Up to the present day the Aruacan's country has remained unconquered.


BIZEBAN

Such is the name of the deaf and dumb boy who waits upon the Sultan.

The art of manufacturing these bizebans is very simple, and at Gozond there are several hundred professors of it who find it lucrative enough. From poor people, who possess families, they buy children, at ten or twenty rupees apiece—mere infants a twelvemonth old. As yet, of course, they cannot talk. These men begin by pouring into the ears of the little creatures a fluid prepared from herbs, which renders them absolutely deaf. Two-thirds of the children die under the process. Those which survive are valuable articles of commerce. Having lost their hearing they can, of course, no longer learn to talk, and they remain dumb, as well as deaf, for life.
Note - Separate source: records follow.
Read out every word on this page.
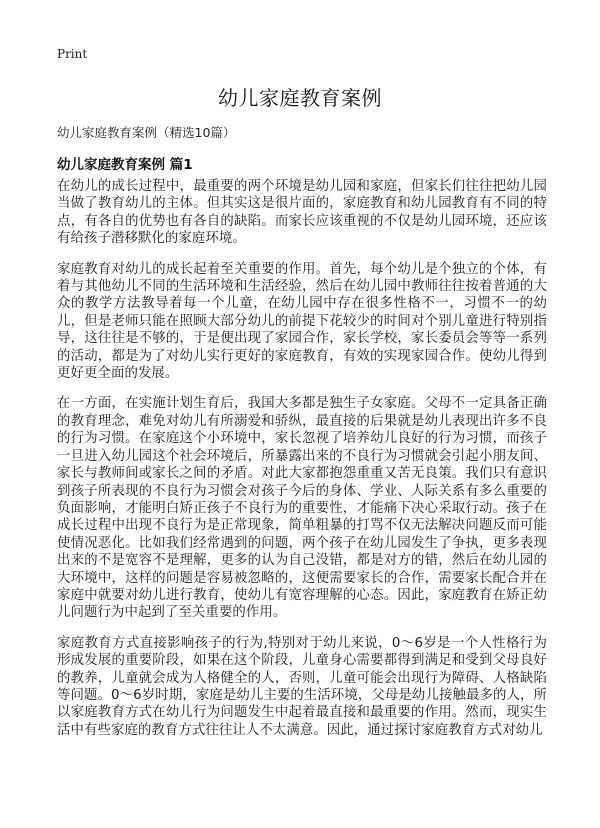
Print
幼儿家庭教育案例
幼儿家庭教育案例（精选10篇）
幼儿家庭教育案例 篇1

在幼儿的成长过程中，最重要的两个环境是幼儿园和家庭，但家长们往往把幼儿园当做了教育幼儿的主体。但其实这是很片面的，家庭教育和幼儿园教育有不同的特点，有各自的优势也有各自的缺陷。而家长应该重视的不仅是幼儿园环境，还应该有给孩子潜移默化的家庭环境。

家庭教育对幼儿的成长起着至关重要的作用。首先，每个幼儿是个独立的个体，有着与其他幼儿不同的生活环境和生活经验，然后在幼儿园中教师往往按着普通的大众的教学方法教导着每一个儿童，在幼儿园中存在很多性格不一，习惯不一的幼儿，但是老师只能在照顾大部分幼儿的前提下花较少的时间对个别儿童进行特别指导，这往往是不够的，于是便出现了家园合作，家长学校，家长委员会等等一系列的活动，都是为了对幼儿实行更好的家庭教育，有效的实现家园合作。使幼儿得到更好更全面的发展。

在一方面，在实施计划生育后，我国大多都是独生子女家庭。父母不一定具备正确的教育理念，难免对幼儿有所溺爱和骄纵，最直接的后果就是幼儿表现出许多不良的行为习惯。在家庭这个小环境中，家长忽视了培养幼儿良好的行为习惯，而孩子一旦进入幼儿园这个社会环境后，所暴露出来的不良行为习惯就会引起小朋友间、家长与教师间或家长之间的矛盾。对此大家都抱怨重重又苦无良策。我们只有意识到孩子所表现的不良行为习惯会对孩子今后的身体、学业、人际关系有多么重要的负面影响，才能明白矫正孩子不良行为的重要性，才能痛下决心采取行动。孩子在成长过程中出现不良行为是正常现象，简单粗暴的打骂不仅无法解决问题反而可能使情况恶化。比如我们经常遇到的问题，两个孩子在幼儿园发生了争执，更多表现出来的不是宽容不是理解，更多的认为自己没错，都是对方的错，然后在幼儿园的大环境中，这样的问题是容易被忽略的，这便需要家长的合作，需要家长配合并在家庭中就要对幼儿进行教育，使幼儿有宽容理解的心态。因此，家庭教育在矫正幼儿问题行为中起到了至关重要的作用。

家庭教育方式直接影响孩子的行为,特别对于幼儿来说，0～6岁是一个人性格行为形成发展的重要阶段，如果在这个阶段，儿童身心需要都得到满足和受到父母良好的教养，儿童就会成为人格健全的人，否则，儿童可能会出现行为障碍、人格缺陷等问题。0～6岁时期，家庭是幼儿主要的生活环境，父母是幼儿接触最多的人，所以家庭教育方式在幼儿行为问题发生中起着最直接和最重要的作用。然而，现实生活中有些家庭的教育方式往往让人不太满意。因此，通过探讨家庭教育方式对幼儿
These children, as they grow up, see the world around them but cannot comprehend what they see. Their native intelligence cannot become developed: they are like human beings from whom the soul has been snatched. These soulless boys are very valuable articles in the seraglio. They are always hovering around the Sultan. In the most secret chambers they are in attendance; the most valuable documents are entrusted to their care; and beneath their eyes passes all the private correspondence between the Sultan and his confidential advisers. They do not hear a syllable of any conversation—of such a thing as speech they have no conception. How can they imagine what those peculiarly shaped letters mean which their eyes behold? There is no corresponding knowledge or intelligence within them which would render this possible; and the few things which they both see and understood, they could not communicate to other people.
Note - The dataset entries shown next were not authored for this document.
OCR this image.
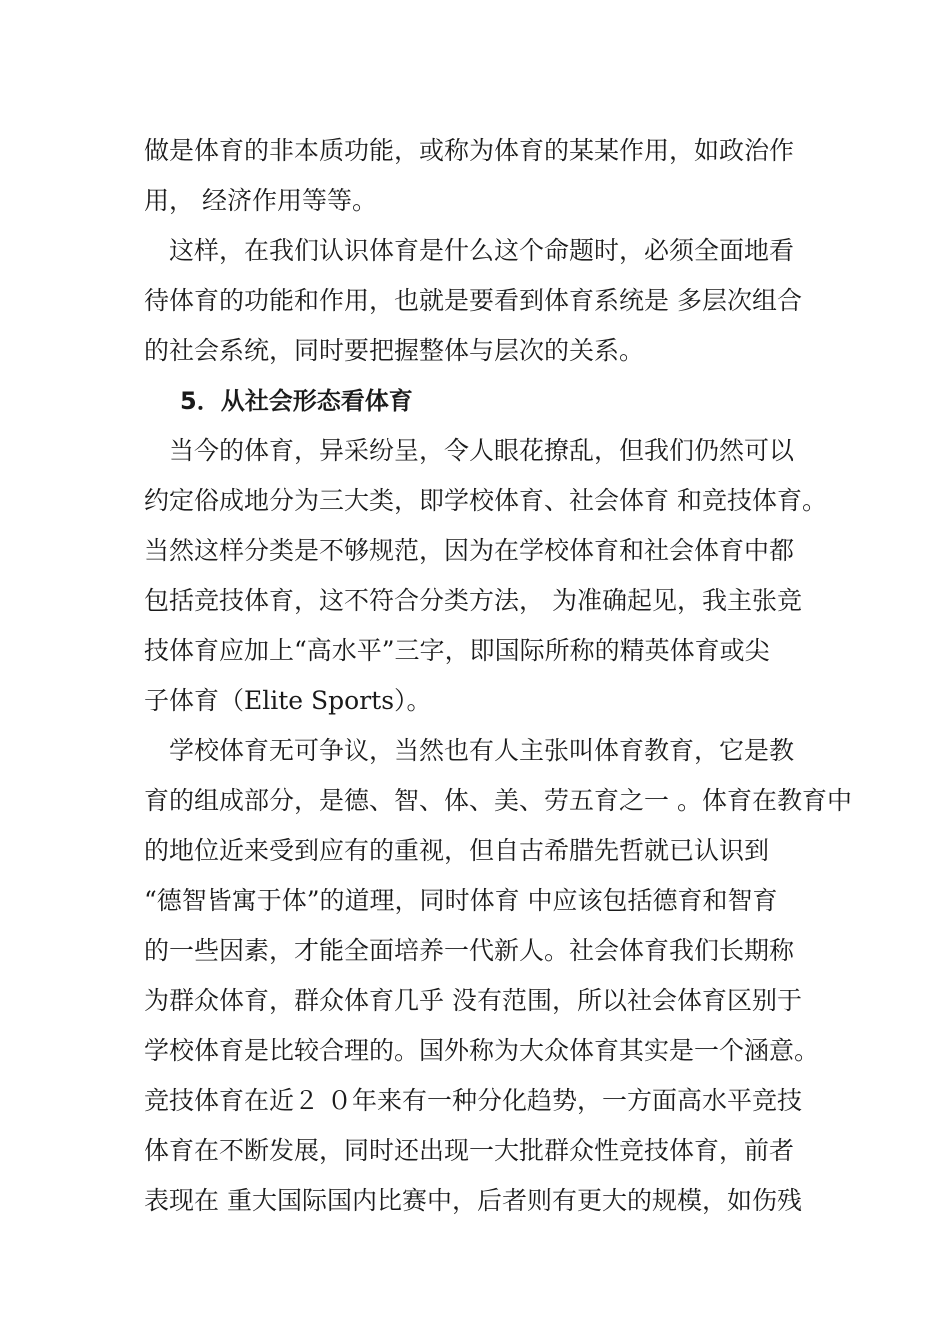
做是体育的非本质功能，或称为体育的某某作用，如政治作
用， 经济作用等等。
　这样，在我们认识体育是什么这个命题时，必须全面地看
待体育的功能和作用，也就是要看到体育系统是 多层次组合
的社会系统，同时要把握整体与层次的关系。
5．从社会形态看体育
　当今的体育，异采纷呈，令人眼花撩乱，但我们仍然可以
约定俗成地分为三大类，即学校体育、社会体育 和竞技体育。
当然这样分类是不够规范，因为在学校体育和社会体育中都
包括竞技体育，这不符合分类方法， 为准确起见，我主张竞
技体育应加上“高水平”三字，即国际所称的精英体育或尖
子体育（Elite Sports）。
　学校体育无可争议，当然也有人主张叫体育教育，它是教
育的组成部分，是德、智、体、美、劳五育之一 。体育在教育中
的地位近来受到应有的重视，但自古希腊先哲就已认识到
“德智皆寓于体”的道理，同时体育 中应该包括德育和智育
的一些因素，才能全面培养一代新人。社会体育我们长期称
为群众体育，群众体育几乎 没有范围，所以社会体育区别于
学校体育是比较合理的。国外称为大众体育其实是一个涵意。
竞技体育在近２ ０年来有一种分化趋势，一方面高水平竞技
体育在不断发展，同时还出现一大批群众性竞技体育，前者
表现在 重大国际国内比赛中，后者则有更大的规模，如伤残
Such were the unfortunate bizebans. Nevertheless they were dressed in purple and silk robes. Long chains of pearls hung from their neck, and they were fed upon what overflowed from the Sultan's own table. In all respects they were treated with especial consideration—like monkeys or parrots which are kept as playthings.
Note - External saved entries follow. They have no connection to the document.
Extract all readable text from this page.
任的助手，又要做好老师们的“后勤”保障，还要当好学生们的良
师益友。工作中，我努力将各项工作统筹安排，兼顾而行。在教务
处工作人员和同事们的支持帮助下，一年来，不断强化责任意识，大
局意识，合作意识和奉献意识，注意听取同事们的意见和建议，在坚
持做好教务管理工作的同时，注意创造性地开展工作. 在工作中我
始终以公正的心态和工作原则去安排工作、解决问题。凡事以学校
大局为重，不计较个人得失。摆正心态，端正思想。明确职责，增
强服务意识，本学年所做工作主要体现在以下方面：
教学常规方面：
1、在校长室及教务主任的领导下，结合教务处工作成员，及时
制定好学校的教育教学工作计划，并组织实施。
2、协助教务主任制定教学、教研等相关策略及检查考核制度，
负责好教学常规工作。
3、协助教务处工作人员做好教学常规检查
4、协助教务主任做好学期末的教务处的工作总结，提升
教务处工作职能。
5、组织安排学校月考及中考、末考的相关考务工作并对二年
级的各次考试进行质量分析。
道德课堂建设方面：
These creatures, deprived of soul, know how to do one or two things, but no more. They understand that they must remain on guard at a certain post and not move thence; they can carry a certain article to a certain place; they can cut the Sultan's nails to beautiful fine points and adjust his turban—such is the utmost limit of their accomplishments. They are indeed like dogs, taught to fetch and carry things for their masters in their mouth.

Before Sultan Mustapha II. ascended the throne he already possessed a number of bizebans. One of these was his especial favourite—a boy who was quite superior to the rest and who excited more sympathy; for in his big, dreamy eyes so much sentiment and intelligence was visible that it seemed sad that he could not be taught to feel and think like a human being. Like other bizebans he had no name. Why should a bizeban have a name? He won't hear it even if it is addressed to him.